Porfim, essa história de flashback é histeria midiática em minha opinião, misturando um monte de coisas diferentes no mesmo balaio. Pessoas que consomem SSRIs (tipo de antidepressivos) podem desenvolver uma "síndrome de flashback" temporária após consumo de algumas substâncias (LSD era o caso que li), pois os psiquedélicos geralmente causam um influxo enorme de serotonina no cérebro, e os SSRIs impedem que essa serotonina seja naturalmente tirada de circulação (é assim que inibem a depressão). De resto, ou isso não acontece com uma frequência significativa, ou só acontece em casos de abusos extremos.
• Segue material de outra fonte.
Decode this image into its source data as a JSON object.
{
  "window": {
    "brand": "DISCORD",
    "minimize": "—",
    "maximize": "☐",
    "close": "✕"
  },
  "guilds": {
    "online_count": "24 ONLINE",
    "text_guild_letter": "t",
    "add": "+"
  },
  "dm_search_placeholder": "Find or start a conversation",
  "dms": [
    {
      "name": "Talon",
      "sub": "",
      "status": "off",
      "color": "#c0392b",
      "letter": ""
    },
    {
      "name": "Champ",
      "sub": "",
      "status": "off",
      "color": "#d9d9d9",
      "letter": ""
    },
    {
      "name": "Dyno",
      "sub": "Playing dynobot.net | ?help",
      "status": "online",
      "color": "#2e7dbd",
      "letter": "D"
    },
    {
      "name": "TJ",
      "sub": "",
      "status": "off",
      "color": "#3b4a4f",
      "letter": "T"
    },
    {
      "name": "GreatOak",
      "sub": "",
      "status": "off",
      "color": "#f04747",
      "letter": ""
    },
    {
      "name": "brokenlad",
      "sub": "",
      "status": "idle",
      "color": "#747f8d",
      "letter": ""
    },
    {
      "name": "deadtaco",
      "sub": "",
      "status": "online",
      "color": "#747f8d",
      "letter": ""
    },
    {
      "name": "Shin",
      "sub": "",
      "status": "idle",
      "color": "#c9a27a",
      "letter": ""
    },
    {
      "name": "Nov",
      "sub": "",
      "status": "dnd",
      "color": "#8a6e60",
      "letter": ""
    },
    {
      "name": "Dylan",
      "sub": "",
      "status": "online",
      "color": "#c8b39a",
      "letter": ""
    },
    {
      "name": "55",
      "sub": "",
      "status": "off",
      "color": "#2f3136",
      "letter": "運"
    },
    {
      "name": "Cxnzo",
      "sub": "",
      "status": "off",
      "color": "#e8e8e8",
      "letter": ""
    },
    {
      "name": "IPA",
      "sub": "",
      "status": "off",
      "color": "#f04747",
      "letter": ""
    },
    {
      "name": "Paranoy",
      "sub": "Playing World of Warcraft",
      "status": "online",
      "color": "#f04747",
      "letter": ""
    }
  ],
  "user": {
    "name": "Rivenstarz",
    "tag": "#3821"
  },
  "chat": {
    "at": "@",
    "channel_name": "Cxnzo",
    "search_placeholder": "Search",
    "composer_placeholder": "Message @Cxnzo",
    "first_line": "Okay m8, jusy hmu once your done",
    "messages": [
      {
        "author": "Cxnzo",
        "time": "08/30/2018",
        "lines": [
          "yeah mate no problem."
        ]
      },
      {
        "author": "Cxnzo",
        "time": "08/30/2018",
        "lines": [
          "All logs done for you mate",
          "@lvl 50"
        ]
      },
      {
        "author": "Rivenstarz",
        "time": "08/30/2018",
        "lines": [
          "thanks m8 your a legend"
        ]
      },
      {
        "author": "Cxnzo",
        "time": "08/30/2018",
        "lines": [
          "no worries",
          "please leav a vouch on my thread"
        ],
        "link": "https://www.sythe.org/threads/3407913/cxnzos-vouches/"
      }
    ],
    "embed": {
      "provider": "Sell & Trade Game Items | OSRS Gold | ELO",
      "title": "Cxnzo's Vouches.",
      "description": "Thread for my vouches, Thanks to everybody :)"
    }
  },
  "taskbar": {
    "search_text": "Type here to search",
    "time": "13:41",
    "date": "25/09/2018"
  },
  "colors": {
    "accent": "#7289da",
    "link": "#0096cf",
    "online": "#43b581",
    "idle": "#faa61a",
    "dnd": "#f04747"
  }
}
Luke Brown, "Salvia" (detalhe)

Porfim, depois de tanto falar dos riscos, eu tenho de fazer um relato sincero dos benefícios, em especial da ayahuasca: é uma experiência muito profunda, psicológica, emocional, auto-analítica, espiritual / existencial / filosófica e (pra mim) mágica que eu só consigo equiparar à prática intensiva de vipassana ou meditação análoga. Quando durante a experiência eu sofro, tenho medo, ou choro, geralmente é por encarar aspectos dolorosos ou indesejados de minha própria vida, ou por emoções antigas e reprimidas virem à tona; e paro de sofrer tão logo paro de resistir e me entrego. No limite, a ayahuasca tem um mecanismo interno de "expurgo"; você vomita, ou tem diarréia, e isso fornece um alívio intenso que tira você da peia (experiência sofrida, caracterizada pela resistência a enxergar algo ou deixar o corpo fluir) e te abre a possibilidade de olhar praquilo tudo de um ponto de vista muito mais leve e tranquilo. Outras substâncias ativas da ayahuasca, a harmina e a harmalina, são antidepressivos (do tipo IMAO, pouco usado hoje em dia por implicar em restrições de dieta) que ajudam a encarar com tranquilidade a experiência de irrupção do inconsciente causada principalmente pelo DMT. Todas as vezes que vou tomar ayahuasca, tenho medo...! Das experiências difíceis, do sofrimento de algumas peias. No entanto, não tem UMA VEZ SEQUER em que eu tenha bebido ayahuasca e tenha me arrependido depois. E a cada vez mais a experiência se refina, você aprende a lidar melhor e começa a utilizá-la de formas cada vez mais precisas e sutis...
Se ainda assim não se sentir confortável recorrendo aos psiquedélicos, uma alternativa mais segura pra chegar a fim similar (e mais demorada...) é o vipassana (ou algumas outras meditações).

Abraços!

ps. meu e-mail é iagopontope no gmail.
pps. vi que não falei nada sobre o Fracasso. Deleuze diz que o "fracasso faz parte do plano" - é que o plano de experimentação "cresce e decresce com as dimensões que adquire a cada vez". Ou seja, quando fracassa, perde dimensões, porém não há nenhuma falta. Ex: qualquer bom cientista sabe que provar uma hipótese falsa ou verdadeira é igualmente valioso em termos de experimentação.

Um comentário:

  1. Olá Harlequinade, tudo bom?

    Achei muito interessante esse texto. Gostei também do seu post falando sobre Vipassana e suas discordâncias sobre o método como ela é ensinada.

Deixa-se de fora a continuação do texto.